The expression "there is no going back" comes to mind as we approach this New Year. It is both possible and necessary for providers to be successful as this and other new CMS programs and initiatives take root (and flight); however, the key to this success is in the attitude providers bring to their efforts, the appreciation for the goal ("to reduce improper payments") we all support, and the amount of information and education we provide to those who work closest to the issues. So with that, enjoy re-reading the article below, take heed..........On your mark, Get set, GO!!

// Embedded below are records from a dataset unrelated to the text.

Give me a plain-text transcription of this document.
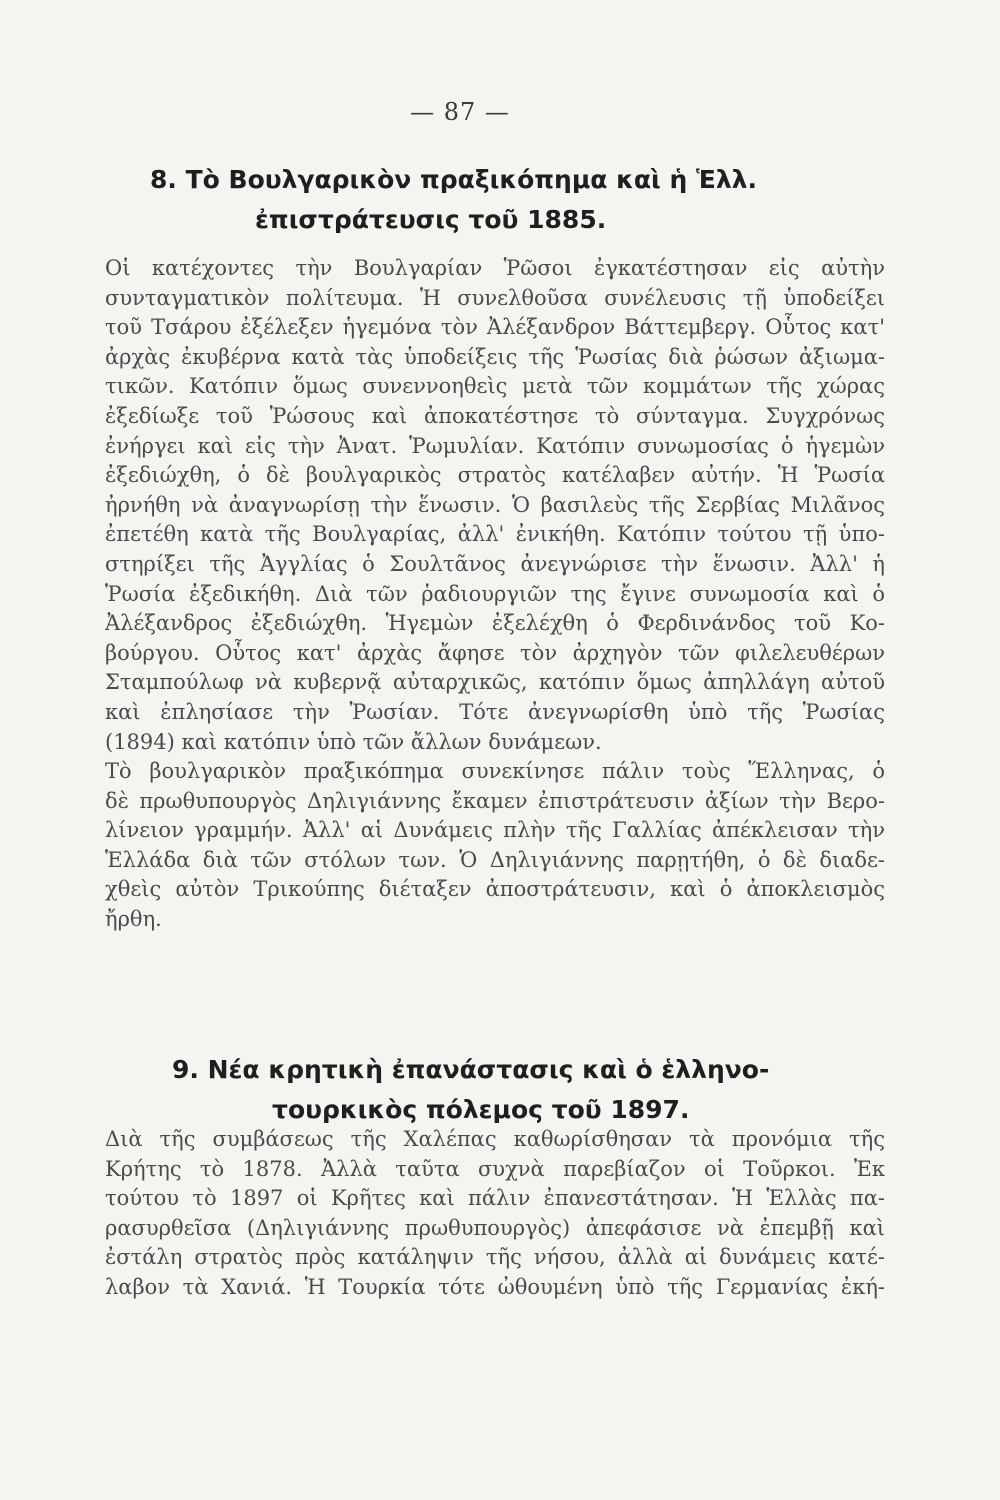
— 87 —
8. Τὸ Βουλγαρικὸν πραξικόπημα καὶ ἡ Ἑλλ.
ἐπιστράτευσις τοῦ 1885.

Οἱ κατέχοντες τὴν Βουλγαρίαν Ῥῶσοι ἐγκατέστησαν εἰς αὐτὴν

συνταγματικὸν πολίτευμα. Ἡ συνελθοῦσα συνέλευσις τῇ ὑποδείξει

τοῦ Τσάρου ἐξέλεξεν ἡγεμόνα τὸν Ἀλέξανδρον Βάττεμβεργ. Οὗτος κατ'

ἀρχὰς ἐκυβέρνα κατὰ τὰς ὑποδείξεις τῆς Ῥωσίας διὰ ῥώσων ἀξιωμα-

τικῶν. Κατόπιν ὅμως συνεννοηθεὶς μετὰ τῶν κομμάτων τῆς χώρας

ἐξεδίωξε τοῦ Ῥώσους καὶ ἀποκατέστησε τὸ σύνταγμα. Συγχρόνως

ἐνήργει καὶ εἰς τὴν Ἀνατ. Ῥωμυλίαν. Κατόπιν συνωμοσίας ὁ ἡγεμὼν

ἐξεδιώχθη, ὁ δὲ βουλγαρικὸς στρατὸς κατέλαβεν αὐτήν. Ἡ Ῥωσία

ἠρνήθη νὰ ἀναγνωρίσῃ τὴν ἕνωσιν. Ὁ βασιλεὺς τῆς Σερβίας Μιλᾶνος

ἐπετέθη κατὰ τῆς Βουλγαρίας, ἀλλ' ἐνικήθη. Κατόπιν τούτου τῇ ὑπο-

στηρίξει τῆς Ἀγγλίας ὁ Σουλτᾶνος ἀνεγνώρισε τὴν ἕνωσιν. Ἀλλ' ἡ

Ῥωσία ἐξεδικήθη. Διὰ τῶν ῥαδιουργιῶν της ἔγινε συνωμοσία καὶ ὁ

Ἀλέξανδρος ἐξεδιώχθη. Ἡγεμὼν ἐξελέχθη ὁ Φερδινάνδος τοῦ Κο-

βούργου. Οὗτος κατ' ἀρχὰς ἄφησε τὸν ἀρχηγὸν τῶν φιλελευθέρων

Σταμπούλωφ νὰ κυβερνᾷ αὐταρχικῶς, κατόπιν ὅμως ἀπηλλάγη αὐτοῦ

καὶ ἐπλησίασε τὴν Ῥωσίαν. Τότε ἀνεγνωρίσθη ὑπὸ τῆς Ῥωσίας

(1894) καὶ κατόπιν ὑπὸ τῶν ἄλλων δυνάμεων.

Τὸ βουλγαρικὸν πραξικόπημα συνεκίνησε πάλιν τοὺς Ἕλληνας, ὁ

δὲ πρωθυπουργὸς Δηλιγιάννης ἔκαμεν ἐπιστράτευσιν ἀξίων τὴν Βερο-

λίνειον γραμμήν. Ἀλλ' αἱ Δυνάμεις πλὴν τῆς Γαλλίας ἀπέκλεισαν τὴν

Ἑλλάδα διὰ τῶν στόλων των. Ὁ Δηλιγιάννης παρῃτήθη, ὁ δὲ διαδε-

χθεὶς αὐτὸν Τρικούπης διέταξεν ἀποστράτευσιν, καὶ ὁ ἀποκλεισμὸς

ἤρθη.

9. Νέα κρητικὴ ἐπανάστασις καὶ ὁ ἑλληνο-
τουρκικὸς πόλεμος τοῦ 1897.

Διὰ τῆς συμβάσεως τῆς Χαλέπας καθωρίσθησαν τὰ προνόμια τῆς

Κρήτης τὸ 1878. Ἀλλὰ ταῦτα συχνὰ παρεβίαζον οἱ Τοῦρκοι. Ἐκ

τούτου τὸ 1897 οἱ Κρῆτες καὶ πάλιν ἐπανεστάτησαν. Ἡ Ἑλλὰς πα-

ρασυρθεῖσα (Δηλιγιάννης πρωθυπουργὸς) ἀπεφάσισε νὰ ἐπεμβῇ καὶ

ἐστάλη στρατὸς πρὸς κατάληψιν τῆς νήσου, ἀλλὰ αἱ δυνάμεις κατέ-

λαβον τὰ Χανιά. Ἡ Τουρκία τότε ὠθουμένη ὑπὸ τῆς Γερμανίας ἐκή-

On Your Mark... Get Set...GO!!

 

Not Widely Known Yet


Recently, I was in a large metropolitan hospital speaking to a room full of medical professionals, internists, cardiologists and surgeons. After speaking for a few minutes about the advent of the RACs, it was clear that I was facing a sea of blank stares. It turned out that not a single physician in the room had heard anything before about the CMS initiative and national RAC program. They had no idea what I was talking about, and were further shocked to learn that all hospitals and MD practices (along with other healthcare providers) would soon be at the center of the program focus and potentially at significant financial risk!

 

"On Your Mark"... Brief Background

 

Let's start with defining RACs, which stands for Recovery Audit Contractors. These are new CMS contractors whose sole focus is to review paid Medicare claims from October 1, 2007 forward, covering all healthcare services, which includes; Inpatient Hospital services, Physician services, Outpatient services, Inpatient Rehabilitation services, Skilled Nursing Facilities, DME, Hospice, et al.


RAC Pilot Program Success

Initially, there were three states in the RAC pilot demonstration -California, Florida and New York, with an additional three added in the summer of 2007, Massachusetts, South Carolina and Arizona.

 

A significant portion of RAC determinations related to identified ‘absent clinical medical necessity' of prior services as determined to be ‘unnecessary' or demonstrated by insufficient documentation found within the medical records. The old adage of "not documented not done" has rarely been proven truer!

 

Results of the 3 year demonstration were over whelming for CMS with greater than $1 billion in "improper" payments identified by the RACs, with 96% representing "over payments" and only 4% returned to providers as representing "under payments"!

 

As of June 30, 2008, providers had appealed only about 14 percent of the above findings, with only 6.8 percent of "RAC determinations" overturned on appeal; dramatic success for the pilot program.